Opinião

Convivência democrática

Convivência democrática
Crédito: Freepik

Cesar Vanucci*

“A democracia é um exercício de convivência e não de exclusão.” (Tristão de Athayde)

  • Não deu outra. A democracia, penhorada, agradece. O Supremo Tribunal Federal, quase por unanimidade, detonou a repulsiva articulação de um grupo político talebanista infiltrado no Ministério da Justiça. Os raivosos fundamentalistas achavam-se empenhados na feitura de relatórios com o objetivo de xeretar a vida de servidores públicos considerados, ao seu maquiavélico juízo, “inimigos perigosos” por discordarem dos posicionamentos políticos dominantes nas altas esferas do Poder. No único voto desfavorável à determinação que freou a subversiva maquinação de bastidores, o procedimento antidemocrático recebeu, por sinal, ácidas críticas. O autor do voto discordante alegou motivação estritamente técnica. A proibição do monitoramento de cidadãos no desfrute pleno das prerrogativas constitucionais que asseguram o direito da divergência política foi acolhida com aplausos pela opinião pública. O ministro da Justiça, André Luiz de Almeida Mendonça, deixou explicitado seu repúdio ao esquema montado por subalternos, objeto da peremptória condenação da Corte. Alguns magistrados, aliás, isentaram-no de responsabilidade na questão. Restou, diante disso, esclarecer o seguinte: o antecessor, ex-ministro Sérgio Moro, teria tido ciência do fato, ou a grave manipulação de dados teria se processado à sua revelia? Tudo, irrefutavelmente, bastante vexatório. À consciência cívica brasileira aborrecem, em demasia, os gestos de fanatice e preconceito volta e meia estridentemente externados por adeptos das incendiárias lateralidades ideológicas. Discordar é possível e é preciso. A convivência democrática comporta divergências no campo das ideias.
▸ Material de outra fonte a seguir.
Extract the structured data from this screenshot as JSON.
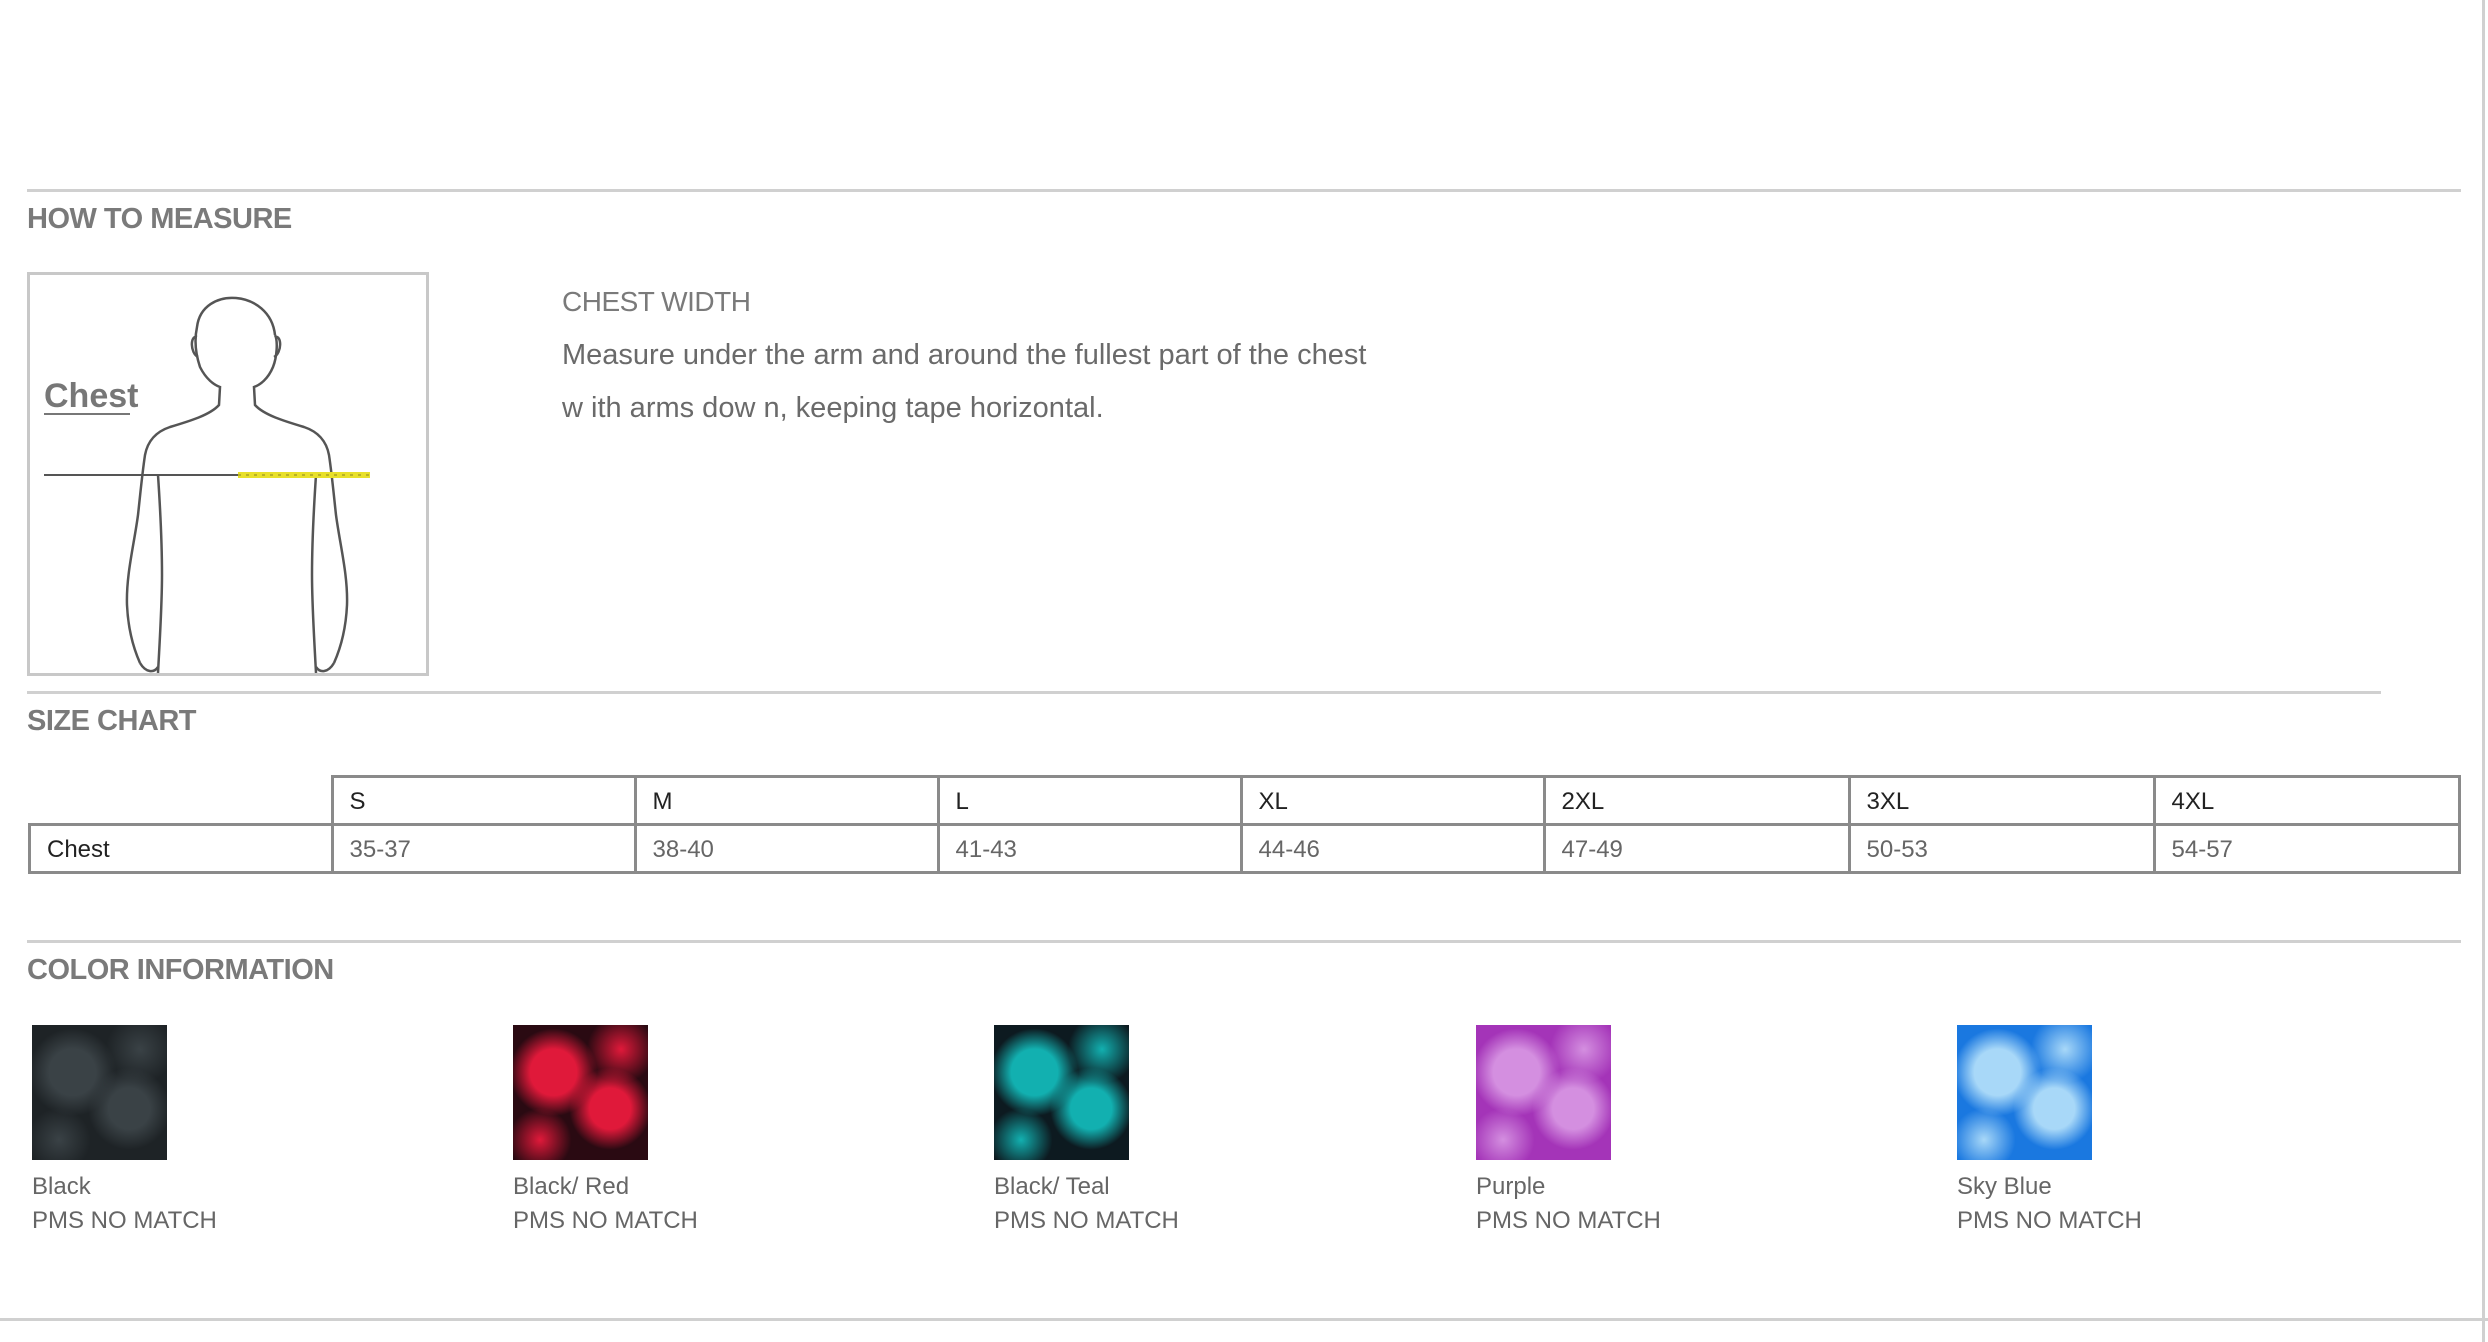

Tentar tolher a livre expressão do pensamento com ameaças, ou qualquer outra demonstração belicosa, significa, todavia, atentado aos sagrados preceitos democráticos e aos foros de cidadania.
  • Trambiqueiro. Quem acaba de ser preso nos Estados Unidos, por ações fraudulentas, é o famoso Steve Bannon, apontado como instituidor, em diversas partes do mundo, a começar de seu próprio país, de colossais engrenagens de difusão das chamadas “fake news”. Ele atuava, até recentemente, como conselheiro do presidente Donald Trump, tendo tido participação ativa na campanha eleitoral de 2016. Bannon foi autuado por trambiques praticados em arrecadações de fundos inseridos em propostas políticas e administrativas do titular da Casa Branca. Segundo a acusação, o dito cujo desviou uma “nota preta”, engrossando sua conta bancária, dos avolumados recursos levantados para a construção do “muro dos imigrantes ilegais” entre os Estados Unidos e o México, promessa de campanha do candidato republicano à reeleição. Indiciado por lavagem de dinheiro, o ideólogo das “operações” concernentes à difusão sistemática, em ritmo alucinante, de informações mentirosas na mídia digital pode vir a ser condenado a 20 anos de cadeia.
  • Fanatice. O Judiciário agiu com presteza ao blindar, de modo pode-se dizer razoável, a inocente garota brutalizada aos 6 e engravidada aos 10 anos num caso comovente que adquiriu mórbida configuração sensacionalista. O insano autor do delito já aguarda na prisão pelo julgamento que fez por merecer e que o levará, infalivelmente, à condenação a pena máxima. A vítima foi autorizada, em termos rigorosamente legais, a interromper a gestação. O hospital indicado recusou-se a fazer o procedimento. Isso levou à designação de outro estabelecimento de assistência médica para garantir o direito (previsto em lei, repita-se) da vítima da inominável violência. Nesse momento, fanáticos fundamentalistas, de notória presença em esquemas de propagação das chamadas “fake news”, resolveram entrar estrepitosamente em cena. Utilizando escandalosamente as redes sociais, propagaram extravagantes versões do doloroso episódio, na linha do falso moralismo, alvejando impiedosamente a garotinha, familiares, magistrados e médicos. Chegaram ao extremo de fornecer nomes e endereços de todos, convocando ativistas “tarimbados” em intolerância religiosa a promoverem atos intimidatórios, abrangendo, inclusive, invasões de domicílios e casas de saúde. Sandices de toda ordem pipocaram no pedaço. Uma amostra: professora paulista sustentou a paranoica tese da responsabilidade da vítima (menor de 10 anos). Ousou dizer essa barbaridade: “Ela já tinha vida sexual há 4 anos com esse homem. Deve ter sido bem paga.” Seja anotado, ainda, a propósito do atordoante episódio, que o pontapé inicial da ofensiva dos radicais foi dado por uma manjada extremista política, atualmente em prisão domiciliar por outras façanhas.